4b. Current account deficit occurs when import expenditure exceeds export revenue.
In order to reduce the current account deficit, the US government can implement
fiscal, monetary or supply-side policies. In order to reduce the currency account
deficit, the US government can adopt contractionary fiscal policy measures which
includes increased taxation and reduction in government spending. Increase in tariffs
will make imports into the US economy more expensive, encouraging consumers to
lower spending on imports and switch to exports. As import expenditure falls, current
account balance will improve. Also, increase in taxation will reduce consumers'
disposable incomes helping lower their purchasing power. This will in turn lead to
reduced spending on imports, lowering import expenditure and improving the
balance of payments position. Furthermore, reduction in purchasing power will
reduce domestic demand, allowing producers to increase exports. As export revenue
increases and import expenditure falls, the current account will be improved. But, this
is an expenditure-reducing method, which aims to lower AD, which will increase the
risk of recession and bad deflation.

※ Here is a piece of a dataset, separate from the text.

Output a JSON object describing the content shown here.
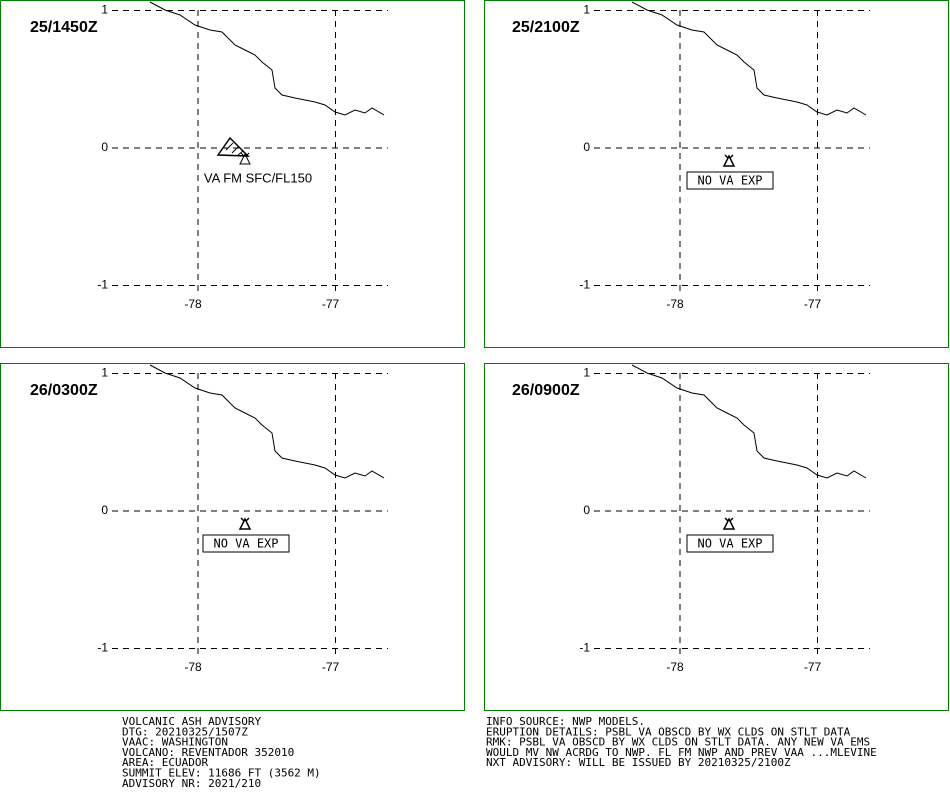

If the fall in domestic demand is not offset by
exports, there will be a fall in economic growth and rise in unemployment in the US
economy. The government can even use contractionary monetary policies, which
involves increased interest rates, reduction in money supply and depreciation of the
currency. Depreciation of the currency will make imports more expensive in the
domestic market and exports cheaper in international markets. As imports become
more expensive, people will switch to domestic producers, lowering total import
expenditure. Also, as exports are cheaper in international markets, international
competitiveness will increase, leading to a rise in demand for the country’s exports,
increasing total export revenue. Increased export revenue and a fall in import
expenditure will lead to a fall in the current account deficit, improving the balance of
payments. But, it will increase the risk of inflation. As demand for exports rises, (X-M)
component of AD will increase, leading to price rises and causing demand pull
inflation. Increasing interest rates may also help reduce the current account deficit as
it will make borrowing more expensive and increase the return on savings,
encouraging people to save. As people’s purchasing power falls, the C component of
AD reduces, leading to a fall in import expenditure. But, this is an expenditurereducing method which may lead to recession and unemployment in the long run.
The government can even use supply-side policy measures to reduce current
account deficit. Supply side policy measures are designed to increase aggregate
supply (AS). Supply side policy measures may include increased education and
training, privatisation, deregulation, labour market reforms, tax incentives, etc.
Increase in education and training helps improve labour productivity, improving the
quality of output produced, leading to increase in international competitiveness. This
will even lead to an increase in exports from the US, , improving their current
account balance. But, this will only be effective if the quality of education and training
provided rises. Also, such policies are expensive and their effectiveness depends on
the government’s ability to fund them. Overall, the type of policy used by the US
government depends on the cause of the current account deficit. A cyclical deficit is
not likely to be a problem for the government, but a structural deficit will require
government intervention to be corrected. Therefore, for a structural deficit, the
government should adopt supply side policies because it will directly help tackle
problems which are causing a fall in the country’s international competitiveness.